A Prince's Stern Warning
By Ali Alyami
Prince Turki bin Abdul Aziz Al Saud recently warned the Saudi royal family to flee the country before an internal uprising overthrows the monarchy. While this advice may seem premature, it cannot be ignored. A Saudi uprising is inevitable unless the government undertakes drastic reforms of Saudi institutions to pave the way for measurable and transparent democratic processes. Prince Turki is a member of a defunct group of Saudi princes, the Free Princes, who called for a constitution in the early 1960s that would have reformed the relationship between the monarchy and its repressed subjects (ra-e-yah, or herd).

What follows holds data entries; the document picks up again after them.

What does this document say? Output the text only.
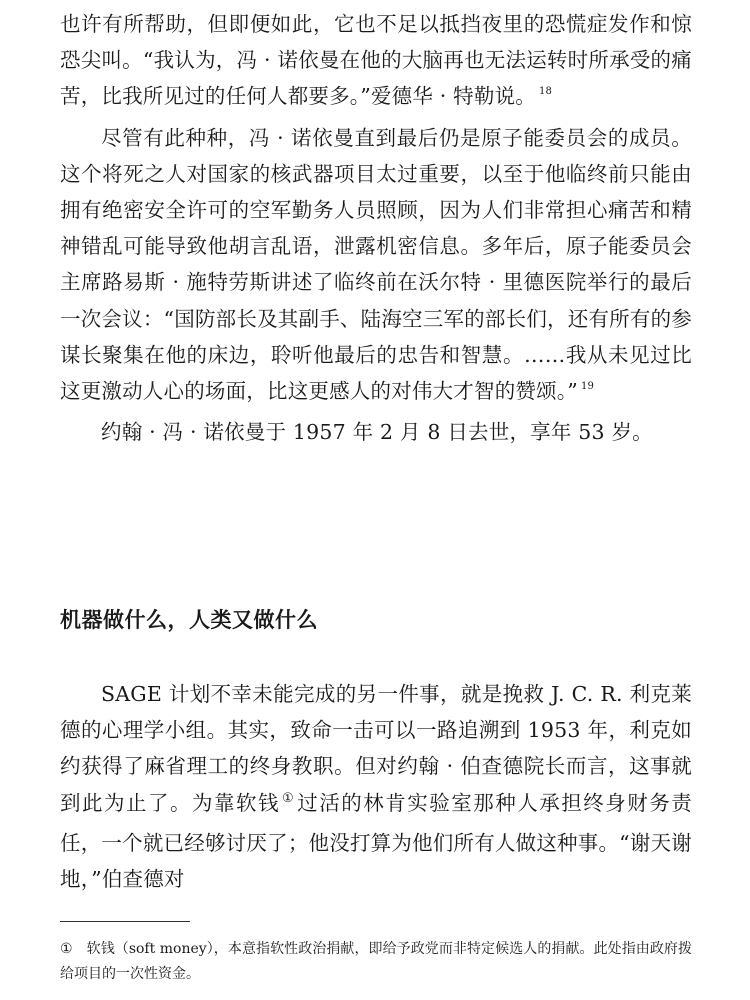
也许有所帮助，但即便如此，它也不足以抵挡夜里的恐慌症发作和惊恐尖叫。“我认为，冯 · 诺依曼在他的大脑再也无法运转时所承受的痛苦，比我所见过的任何人都要多。”爱德华 · 特勒说。 $^{18}$

尽管有此种种，冯 · 诺依曼直到最后仍是原子能委员会的成员。这个将死之人对国家的核武器项目太过重要，以至于他临终前只能由拥有绝密安全许可的空军勤务人员照顾，因为人们非常担心痛苦和精神错乱可能导致他胡言乱语，泄露机密信息。多年后，原子能委员会主席路易斯 · 施特劳斯讲述了临终前在沃尔特 · 里德医院举行的最后一次会议：“国防部长及其副手、陆海空三军的部长们，还有所有的参谋长聚集在他的床边，聆听他最后的忠告和智慧。……我从未见过比这更激动人心的场面，比这更感人的对伟大才智的赞颂。” $^{19}$

约翰 · 冯 · 诺依曼于 1957 年 2 月 8 日去世，享年 53 岁。

机器做什么，人类又做什么

SAGE 计划不幸未能完成的另一件事，就是挽救 J. C. R. 利克莱德的心理学小组。其实，致命一击可以一路追溯到 1953 年，利克如约获得了麻省理工的终身教职。但对约翰 · 伯查德院长而言，这事就到此为止了。为靠软钱 ①过活的林肯实验室那种人承担终身财务责任，一个就已经够讨厌了；他没打算为他们所有人做这种事。“谢天谢地，”伯查德对

① 软钱（soft money），本意指软性政治捐献，即给予政党而非特定候选人的捐献。此处指由政府拨给项目的一次性资金。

The princes, considered a threat to their family’s domain and denounced as Communists by the West, had to flee for their lives to Cairo, Egypt. They were joined by political activists like Naser al-Saeed, a former Aramco employee hunted by the Saudi government’s intelligence branch until he was ultimately gunned down in Lebanon some years ago. Some of these princes are still advocating for a constitutional monarchy, which remains the best and safest solution for this important but unstable country. The Saudi royal family should heed Prince Turki’s advice to “leave this country to its people, whose dislike for us is increasing.” Prince Turki is correct in that the majority of Saudi people and the international community do not want to see Saudi Arabia continued to be ruled by aging men and religious extremists whose institutions and fortunes produce and finance suicide bombers and extremist groups around the world.